Below is a subset of obsdata.csv in the example:
PROT | ID | SEX | RACE | LOCATION | AGE | BWT | TIME | CAVE1 | CAVE2 | FLAG | DV | SUB | C |
---|---|---|---|---|---|---|---|---|---|---|---|---|---|
2 | 1 | 1 | 3 | 2 | 55 | 64 | 57 | 0 | 0 | 1 | 0 | 3 | NA |
3 | 2 | 2 | 1 | 1 | 26 | 88 | 193 | 0 | 0 | 1 | 0 | 3 | NA |
2 | 3 | 2 | 2 | 1 | 50 | 55 | 191 | 0 | 0 | 1 | 0 | 3 | NA |
2 | 4 | 1 | 2 | 1 | 40 | 53 | 317 | 0 | 0 | 1 | 0 | 3 | NA |
1 | 5 | 2 | 4 | 1 | 39 | 76 | 199 | 0 | 0 | 1 | 0 | 3 | NA |
3 | 6 | 1 | 1 | 2 | 55 | 68 | 111 | 0 | 0 | 1 | 0 | 3 | NA |
2 | 1 | 1 | 3 | 2 | 55 | 64 | 57 | 0 | 0 | 2 | 1 | 2 | NA |
3 | 2 | 2 | 1 | 1 | 26 | 88 | 193 | 0 | 0 | 2 | 0 | 6 | NA |
2 | 3 | 2 | 2 | 1 | 50 | 55 | 191 | 0 | 0 | 2 | 0 | 5 | NA |
2 | 4 | 1 | 2 | 1 | 40 | 53 | 317 | 0 | 0 | 2 | 0 | 6 | NA |
1 | 5 | 2 | 4 | 1 | 39 | 76 | 199 | 0 | 0 | 2 | 0 | 5 | NA |
3 | 6 | 1 | 1 | 2 | 55 | 68 | 111 | 0 | 0 | 2 | 1 | 1 | NA |
In this example,
- “PROT” is the “Demographic-summary-by” column.

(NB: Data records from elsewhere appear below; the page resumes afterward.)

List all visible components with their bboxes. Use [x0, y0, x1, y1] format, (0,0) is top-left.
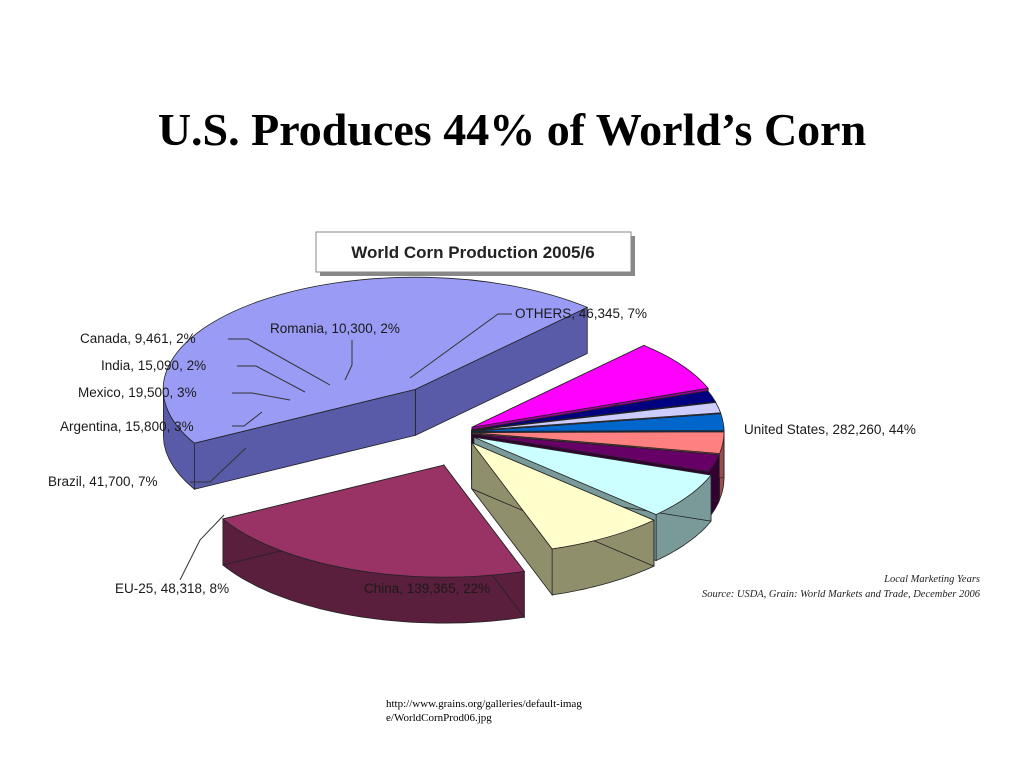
pie-slice-top-others	[471, 344, 709, 428]
pie-slice-top-mexico	[471, 431, 725, 454]
pie-slice-china	[222, 463, 526, 624]
pie-slice-top-argentina	[471, 433, 720, 473]
pie-slice-top-romania	[471, 390, 717, 431]
slice-label-eu-25: EU-25, 48,318, 8%	[115, 581, 229, 596]
slice-label-canada: Canada, 9,461, 2%	[80, 331, 196, 346]
leader-lines	[179, 313, 512, 581]
slice-label-india: India, 15,090, 2%	[101, 358, 206, 373]
slice-label-brazil: Brazil, 41,700, 7%	[48, 474, 158, 489]
chart-title: World Corn Production 2005/6	[351, 243, 594, 262]
slice-label-china: China, 139,365, 22%	[364, 581, 490, 596]
pie-slice-top-united-states	[162, 276, 589, 444]
pie-slice-top-canada	[471, 402, 722, 431]
source-url[interactable]: http://www.grains.org/galleries/default-…	[386, 698, 582, 724]
slice-label-argentina: Argentina, 15,800, 3%	[60, 419, 194, 434]
pie-slice-united-states	[162, 276, 589, 491]
leader-line-romania	[344, 340, 353, 381]
pie-slice-top-eu-25	[470, 441, 655, 550]
leader-line-others	[409, 313, 512, 379]
slide-title: U.S. Produces 44% of World’s Corn	[157, 104, 867, 155]
pie-slice-top-china	[222, 464, 526, 578]
pie-slice-top-brazil	[473, 436, 712, 516]
slice-labels: United States, 282,260, 44% China, 139,3…	[48, 306, 916, 596]
slice-label-others: OTHERS, 46,345, 7%	[515, 306, 647, 321]
leader-line-india	[237, 365, 306, 393]
pie-slices	[162, 276, 725, 624]
slice-label-romania: Romania, 10,300, 2%	[270, 321, 400, 336]
leader-line-mexico	[232, 392, 291, 401]
leader-line-canada	[228, 338, 331, 386]
source-note-line2: Source: USDA, Grain: World Markets and T…	[702, 589, 981, 600]
chart-title-box	[315, 231, 632, 273]
pie-slice-eu-25	[470, 441, 655, 597]
leader-line-argentina	[232, 411, 263, 427]
leader-line-eu-25	[179, 514, 225, 581]
source-note-line1: Local Marketing Years	[883, 574, 980, 585]
pie-slice-top-india	[471, 413, 725, 432]
leader-line-brazil	[190, 447, 247, 483]
slice-label-united-states: United States, 282,260, 44%	[744, 422, 916, 437]
slice-label-mexico: Mexico, 19,500, 3%	[78, 385, 197, 400]
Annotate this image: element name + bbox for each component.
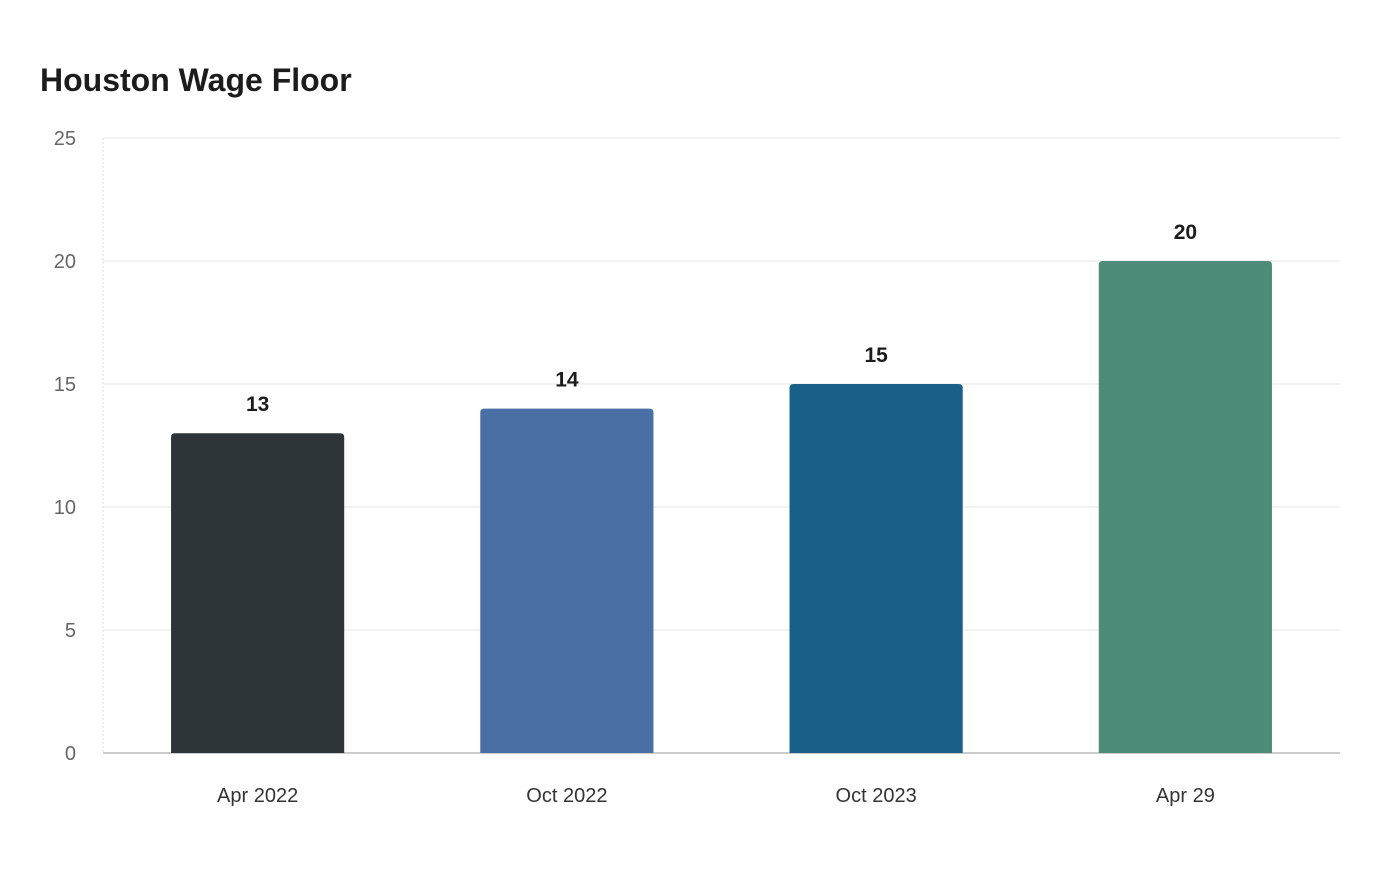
chart-title: Houston Wage Floor [40, 62, 352, 98]
y-tick-label: 15 [54, 374, 76, 396]
y-tick-label: 20 [54, 251, 76, 273]
x-tick-label: Apr 29 [1156, 785, 1215, 807]
y-tick-label: 5 [65, 620, 76, 642]
data-label: 15 [864, 344, 888, 367]
x-tick-label: Oct 2023 [836, 785, 917, 807]
x-tick-label: Oct 2022 [526, 785, 607, 807]
bars [171, 261, 1272, 753]
bar-oct-2022[interactable] [480, 408, 654, 753]
bar-apr-29[interactable] [1098, 261, 1272, 753]
y-tick-label: 10 [54, 497, 76, 519]
labels: 0 5 10 15 20 25 13 Apr 2022 14 Oct 2022 15 Oct 2023… [54, 128, 1215, 807]
x-tick-label: Apr 2022 [217, 785, 298, 807]
y-tick-label: 25 [54, 128, 76, 150]
bar-apr-2022[interactable] [171, 433, 345, 753]
y-tick-label: 0 [65, 743, 76, 765]
data-label: 20 [1174, 221, 1197, 244]
data-label: 13 [246, 393, 269, 416]
data-label: 14 [555, 369, 579, 392]
bar-oct-2023[interactable] [789, 384, 963, 753]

- “ID” is the “subject ID” column, ”DV" is the “Outcome” column.
- “Time” is the “Time” column in days.
- “FLAG” is the “Event Type” column.
- “SUB” is the “Event Sub-Type,” where the same value with different Event Type values means different event sub-type (nested within the Event Type).

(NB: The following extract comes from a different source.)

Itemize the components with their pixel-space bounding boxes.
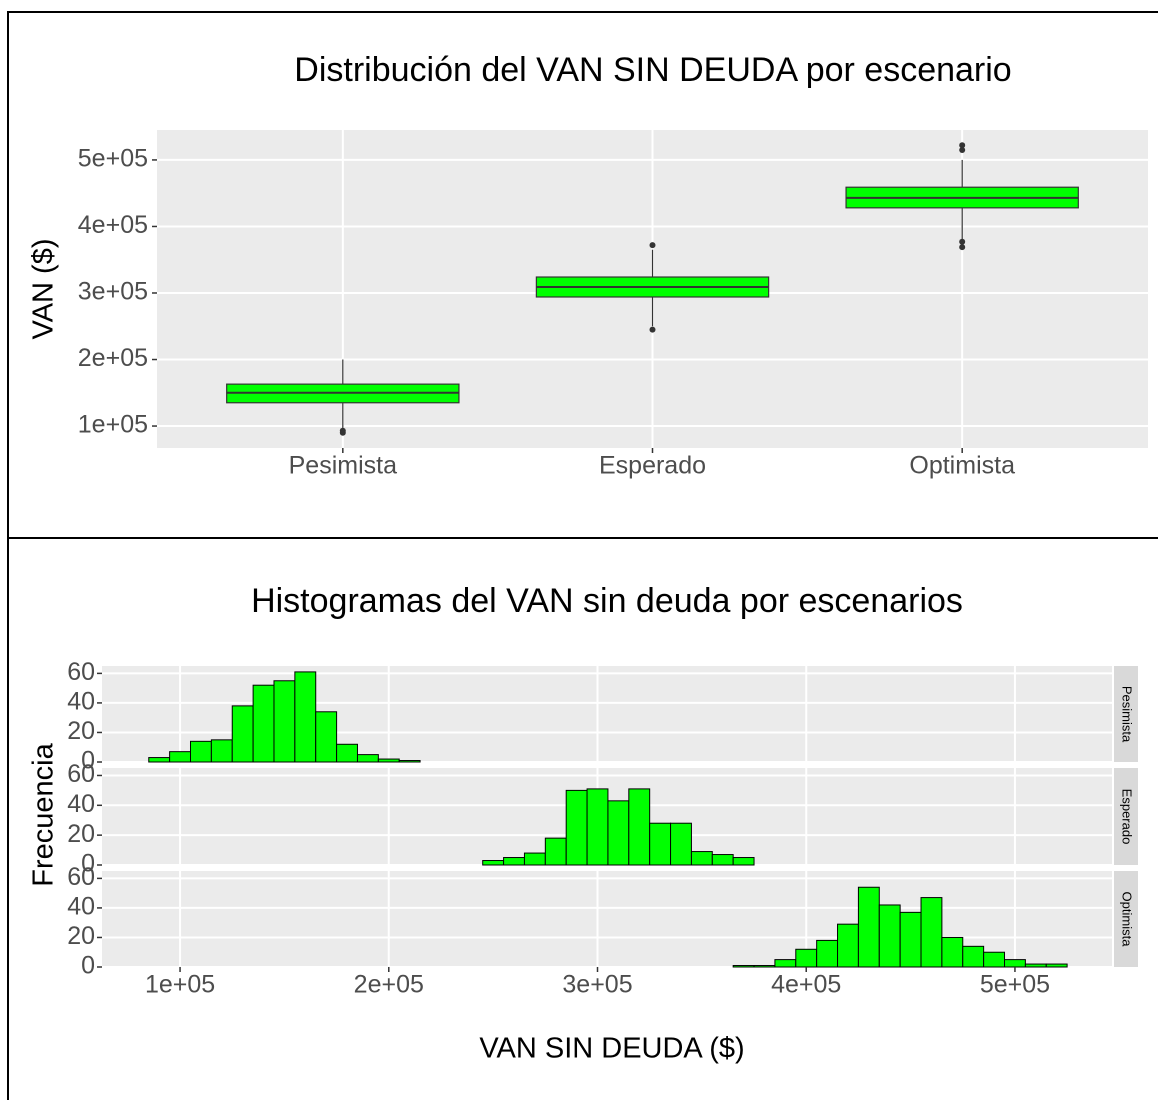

- “SEX,” “RACE,” “LOCATION,” “AGE,” “BWT” are the “covariates” columns. The level values in categorical variables are coded in numbers, and the actual Labels can be provided by user in the control script.
- “CAVE1” and “CAVE2” are the “Exposure Metric” columns. 0 values will be replaced by 0.0001 while calculating the log-scale.
4.2 New Exposure Data Set for Prediction
The new exposure data set need to contain
- A column of Group Label for summarizing the result;
- Columns of simulated New Exposure Metrics.
The data set could contain any other columns.
Below is a subset of the simulated new exposures simdata.csv in the example:
GROUP | CAVE1 | CAVE2 | C |
---|---|---|---|
100 mg QD | 48.26489 | 60.89629 | 1 |
100 mg QD | 172.61230 | 87.19719 | 1 |
100 mg QD | 58.98776 | 85.84614 | 1 |
100 mg QD | 56.19063 | 109.53101 | 1 |
100 mg QD | 104.41777 | 83.96203 | 1 |
100 mg QD | 283.81537 | 75.03528 | 1 |
50 mg QD | 48.47262 | 124.34171 | 0 |
50 mg QD | 32.14167 | 43.52486 | 0 |
50 mg QD | 22.93323 | 33.95415 | 0 |
50 mg QD | 87.91701 | 47.09609 | 0 |
50 mg QD | 57.66175 | 41.51849 | 0 |
50 mg QD | 42.05427 | 46.84531 | 0 |
30 mg QD | 28.30073 | 16.79537 | 0 |
30 mg QD | 28.31021 | 30.03572 | 0 |
30 mg QD | 37.09448 | 35.19235 | 0 |
30 mg QD | 34.85409 | 44.31023 | 0 |
30 mg QD | 17.25611 | 20.07292 | 0 |
30 mg QD | 20.40230 | 23.39462 | 0 |
In this example, each group has 2500 simulated exposures. In practice, the simulated exposures should be a value corresponding to 52 weeks/1 year of the treatment. For the columns in this example:
- “GROUP” is the “Group Label” column. It could be coded in numbers or characters. Levels and Labels can be specified by user in the control script.
- “CAVE1” and “CAVE2” are the simulated “New Exposures Metrics.” The exposure column names are not required to be the same as the modeling data set. User can provide the correspondence in the control script.
- “C” is the additional column for filtering the data set. All 100 mg QD rows are with C = 1. User may hide/only show the 100 mg QD group in the prediction result without modifying data set outside.